Diabolik chi sei? 124 lunghissimi minuti
Il film è la degna conclusione della trilogia,(im)perfettamente coerente alle precedenti pellicole. L’operazione dei Manetti bros., infatti, è da considerarsi parzialmente fallimentare rispetto al progetto originario – portare Diabolik sullo grande schermo – soprattutto considerando le potenzialità dello stile poliedrico dei fratelli registi che faceva aspirare ad un adattamento più avvincente e roboante. Nonostante la lapalissiana e maniacale dedizione degli autori nella realizzazione del progetto, questo purtroppo, non rende giustizia al Re del Terrore. Il soggetto è stato scritto da Antonio e Marco Manetti insieme a Mario Giuseppe Gomboli, attuale autore e curatore del longevo Diabolik, nonché socio e direttore generale della già succitata casa editrice. La sceneggiatura come nelle precedenti pellicole, molto fedele al fumetto, caratteristica per sua natura lodevole, ma che allo stesso tempo diviene un’arma a doppio taglio. Lo stile narrativo infatti rimane quello dell’impianto dell’opera cartacea datata 1968, obsoleto nei suoi ritmi eccessivamente lenti, nella sua maniera didascalica e compassata che mal si adatta al medium cinematografico. Dopo un inizio abbastanza dinamico, che richiama il vecchio giallo all’italiana, le vicende procedono flemmatiche e pilotate, prive di colpi di scena, i momenti di tensione tendono a dissolversi senza mai concretizzarsi in modo efficace, privi di pathos. I dialoghi sono verbosi, a tratti iperbolici e poco credibili, privi di spontaneità e di ironia. Di contro sono troppo ricchi di spiegazioni prolisse ed ampollose che suscitano più noia che interesse. La regia manieristica è sovente eccessiva, perché mal si coniuga con la bidimensionalità del fumetto e del testo, i suoi virtuosismi, così malriposti, divengono stranianti e falsi. Il risultato finale è un intreccio senza dubbio articolato, ma inconsistente ed artificioso, che lascia un vuoto identitario del personaggio di Diabolik.
Istrionismo e parodia
Una teatralità traboccante che ritroviamo anche nella recitazione, sempre tendenzialmente molto controllata e poco genuina. Fanno eccezione, però, le ottime interpretazioni di Valerio Mastandrea e Miriam Leone, fin dal primo film sempre in parte e capaci di dar vita ai corrispettivi personaggi del fumetto.

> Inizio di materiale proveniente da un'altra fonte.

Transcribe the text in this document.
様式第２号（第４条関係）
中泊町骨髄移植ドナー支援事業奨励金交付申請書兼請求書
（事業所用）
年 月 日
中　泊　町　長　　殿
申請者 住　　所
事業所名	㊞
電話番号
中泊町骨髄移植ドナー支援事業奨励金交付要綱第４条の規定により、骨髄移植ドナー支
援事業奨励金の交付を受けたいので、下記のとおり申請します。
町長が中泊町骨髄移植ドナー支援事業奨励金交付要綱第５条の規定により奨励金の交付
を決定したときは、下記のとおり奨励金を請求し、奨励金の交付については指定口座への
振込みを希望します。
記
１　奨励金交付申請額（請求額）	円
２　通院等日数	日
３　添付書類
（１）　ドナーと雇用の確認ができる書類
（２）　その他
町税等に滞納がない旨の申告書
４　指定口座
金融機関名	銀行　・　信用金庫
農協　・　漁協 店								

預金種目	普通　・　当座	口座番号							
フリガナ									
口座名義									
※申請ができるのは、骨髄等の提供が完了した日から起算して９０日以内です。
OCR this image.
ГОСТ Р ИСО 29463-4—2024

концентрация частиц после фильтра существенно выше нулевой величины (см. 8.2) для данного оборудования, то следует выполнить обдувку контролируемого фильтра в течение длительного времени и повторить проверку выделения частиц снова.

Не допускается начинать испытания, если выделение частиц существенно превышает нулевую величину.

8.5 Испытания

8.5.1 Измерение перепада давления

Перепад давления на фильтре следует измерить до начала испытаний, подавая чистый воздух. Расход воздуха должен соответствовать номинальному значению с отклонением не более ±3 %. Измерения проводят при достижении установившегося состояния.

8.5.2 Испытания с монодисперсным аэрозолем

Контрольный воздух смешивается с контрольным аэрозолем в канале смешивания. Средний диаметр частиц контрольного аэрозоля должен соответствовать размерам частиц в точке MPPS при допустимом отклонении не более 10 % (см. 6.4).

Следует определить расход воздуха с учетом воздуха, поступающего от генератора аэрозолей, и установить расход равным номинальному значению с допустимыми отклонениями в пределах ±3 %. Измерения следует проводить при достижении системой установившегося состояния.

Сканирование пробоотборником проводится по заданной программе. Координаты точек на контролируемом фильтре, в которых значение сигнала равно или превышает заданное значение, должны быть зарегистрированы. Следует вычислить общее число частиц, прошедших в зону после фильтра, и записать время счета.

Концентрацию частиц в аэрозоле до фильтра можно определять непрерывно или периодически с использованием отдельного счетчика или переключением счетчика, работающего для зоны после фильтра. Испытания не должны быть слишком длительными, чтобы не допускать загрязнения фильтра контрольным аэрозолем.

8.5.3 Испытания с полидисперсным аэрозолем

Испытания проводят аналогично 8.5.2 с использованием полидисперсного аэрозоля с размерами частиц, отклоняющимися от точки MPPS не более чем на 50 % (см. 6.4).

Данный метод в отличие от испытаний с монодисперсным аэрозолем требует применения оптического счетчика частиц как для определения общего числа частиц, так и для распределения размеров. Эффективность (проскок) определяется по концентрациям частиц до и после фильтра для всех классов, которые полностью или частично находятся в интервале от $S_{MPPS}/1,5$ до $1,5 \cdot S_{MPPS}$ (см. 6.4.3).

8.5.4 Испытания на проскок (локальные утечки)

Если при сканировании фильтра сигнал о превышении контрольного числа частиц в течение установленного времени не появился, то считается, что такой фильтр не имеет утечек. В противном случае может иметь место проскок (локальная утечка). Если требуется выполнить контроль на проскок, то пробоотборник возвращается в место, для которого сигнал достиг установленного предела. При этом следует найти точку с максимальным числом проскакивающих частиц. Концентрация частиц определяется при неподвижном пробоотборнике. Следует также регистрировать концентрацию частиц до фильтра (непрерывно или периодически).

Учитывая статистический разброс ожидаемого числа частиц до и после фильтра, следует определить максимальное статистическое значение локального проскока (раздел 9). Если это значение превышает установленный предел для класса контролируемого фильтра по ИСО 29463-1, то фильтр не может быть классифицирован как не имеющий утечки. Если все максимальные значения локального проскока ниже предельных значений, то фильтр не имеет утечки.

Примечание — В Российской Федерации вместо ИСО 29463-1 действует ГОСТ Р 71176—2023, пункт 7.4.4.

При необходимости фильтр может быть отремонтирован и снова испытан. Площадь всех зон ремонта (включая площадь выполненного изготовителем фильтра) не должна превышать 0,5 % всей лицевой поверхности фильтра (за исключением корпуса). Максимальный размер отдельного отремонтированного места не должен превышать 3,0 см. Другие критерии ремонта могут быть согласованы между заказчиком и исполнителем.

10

Mastandrea ben riesce a delineare la complessità umana e la malinconia di Ginko, così come la Leone incarna egregiamente la sensualità raffinata e la mente astuta di Eva Kant. Encomiabile anche la performance di Giacomo Gianniotti, nei panni del protagonista, freddo e misterioso in modo equilibrato, differentemente da Luca Marinelli (che ha interpretato Diabolik nella prima pellicola della trilogia), il quale risultava eccessivamente gelido, impassibile, al punto da apparire più come un laconico e finto automa che l’accattivante Re del Terrore. In Diabolik chi sei?, tuttavia, la nota dolente sul piano interpretativo, però, è Monica Bellucci, nei panni di Altea. Indiscutibilmente bellissima e con il giusto physique du role, manca totalmente di espressività, apparendo rigida ed artefatta. Caratteristiche esaltate, negativamente, da un surreale accento (studiato insieme ai fratelli Manetti, stando le sue dichiarazioni) che sembra più un difetto di pronuncia, tanto da risultare spesso comica e caricaturale, anche in frangenti drammatici. Una pecca notevole, considerando che il suo ruolo è rilevante, capace di compromettere in molte sequenze la credibilità dell’opera.
Lo stile non basta
La fedeltà al fumetto ed il manierismo visivo, sono ricercate anche per quanto concerne l’estetica della pellicola. La fotografia in stile retrò, che richiama gli anni tra i‘60 ed i ‘70, con un tocco a tratti più eccentrico, dona al film una suggestiva aura filtro vintage che ben si coniuga con l’ambientazione della storia. Altrettanto accurati ed in linea scenografie, costumi e trucco, nel complesso altro elemento di pregio del film, che, tuttavia, difettano in alcuni dettagli. Certi componenti del comparto risultano palesemente fasulli, come le lenti a contatto azzurre indossate da Monica Bellucci, di cui l’attrice sia chiaro non ha colpa, o la foggia un po’ posticcia degli ingressi occulti del covo di Diabolik. Apparenti minuzie che conferiscono un effetto finto, tipo giocattolo, aggravando quell’artificiosità che pervade intrinsecamente la pellicola. Interessante la colonna sonora, opera sempre di Pivio ed Aldo De Scalzi, ai quali si aggiunge il vivace contributo dei Calibro 35, rock band strumentale italiane e di Alan Sorrenti.
Diabolik chi sei? conclude un trittico di film fondamentalmente disgiunti, privi della necessaria connessione tematica che caratterizza il concetto di trilogia. Le relazioni tra le singole pellicole si limita all’ordine cronologico delle vicende ed a rimandi tra esse marginali e non interdipendenti, più simili ad un easter egg che ad un effettivo collegamento relazionale. Questa peculiarità, se da un lato può essere un vantaggio, perché permette di vedere i tre film singolarmente, senza precluderne la comprensione, dall’altro svincola le singole opere l’una dall’altra, amplificando la fisiologica sensazione di irrisolutezza che permea internamente il progetto. Quest’ultimo film, pur risultando nel complesso meglio strutturato ed apprezzabile delle due precedenti pellicole costituenti la trilogia, rasenta, mancandola, la sufficienza. La fedeltà integerrima al fumetto e la dedizione, a tratti maniacale e virtuosa, dei Manetti bros. non possono sanare le lacune che affliggono il film. Una sceneggiatura torpida dai dialoghi pletorici, la platealità preponderante e le piccole imperfezioni estetiche distruggono, consumandola, la credibilità del prodotto. L’effetto finale è di assistere ad un qualcosa di artificioso e grottesco, che invece di trasporre sul grande schermo il mito di Diabolik, ne fanno una patinata ed inconcludente caricatura.